DINO - self-distillation with no labels
Paper Title | Emerging Properties in Self-Supervised Vision Transformers |
Authors | Caron et al. |
Date | 2021-05 |
Link | https://arxiv.org/abs/2104.14294 |
Paper summary
Paper Review
Short Summary
The paper presented DINO - “a form of self-distillation with no labels”. The teacher network (T) and the student network (S) shared the same architecture, T use momentum to simulate an ensemble of Students, thus performs better thatn S. The authors claimed that balancing between centering and sharpening of T’s output is enough to avoid mode collapse and encourage convergence. They also conducted extensive ablation study and performance benchmark against SOTA models. DINO showed SOTA performance compared to other self-supervised models while enjoying a limited computational budget for pre-training.
Strengths
- Kudos to the novel idea of self-distillation and actually making it work.
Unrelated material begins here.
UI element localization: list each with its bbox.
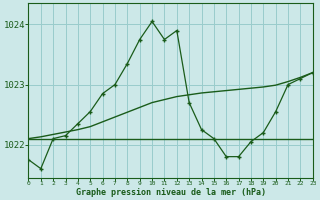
- X-axis label: Graphe pression niveau de la mer (hPa): Graphe pression niveau de la mer (hPa): [76, 188, 266, 197]
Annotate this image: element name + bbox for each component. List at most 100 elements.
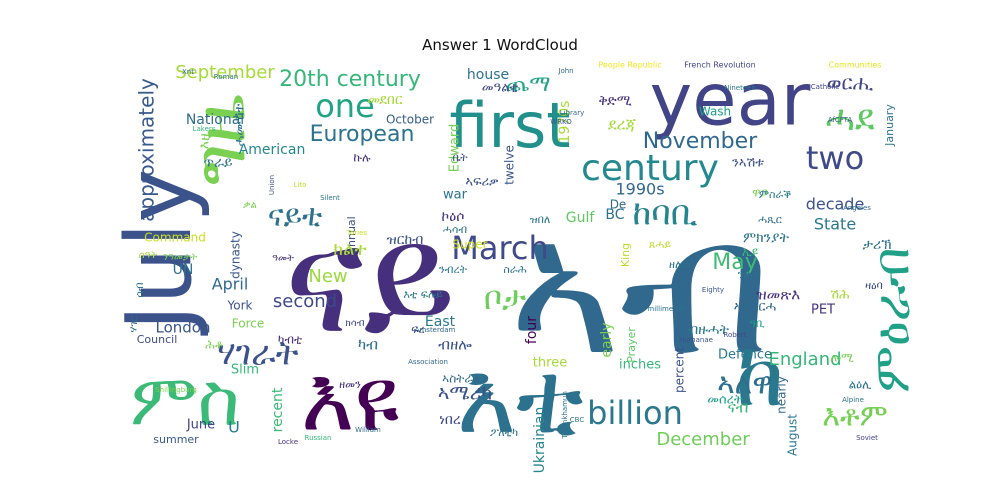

- Computationally efficient, a lot more friendly to the research community compared to other pre-trained models.
- Surprising out-of-the-box performance with linear classifier and KNN -> Is suitable for a lot of use-cases.
- Detailed ablation study and discussion helps create some ideas on how the method works
Weaknesses
- Although the paper did some ablation study on this, I find that their discussion on avoiding mode collapse inconclusive. Balancing centering and sharpening by tuning the sharpening hyperparameter is not a robust method.
- The model leave a lot of hyperparameter to tune, thus, although they claim to have small computational training budget for 1 run, it is unclear how hyperparameter tuning was done.
Reflection
Self distillation seems to be a promising research direction. Even though this paper has described a lot of the intuition behind the method, there still seems to be a lot of aspects unexplored.
Most interesting thought/idea from reading this paper
DINO doesn’t seems to be using rotation, might be a good fit for our project of electronic assembling anomaly dectection.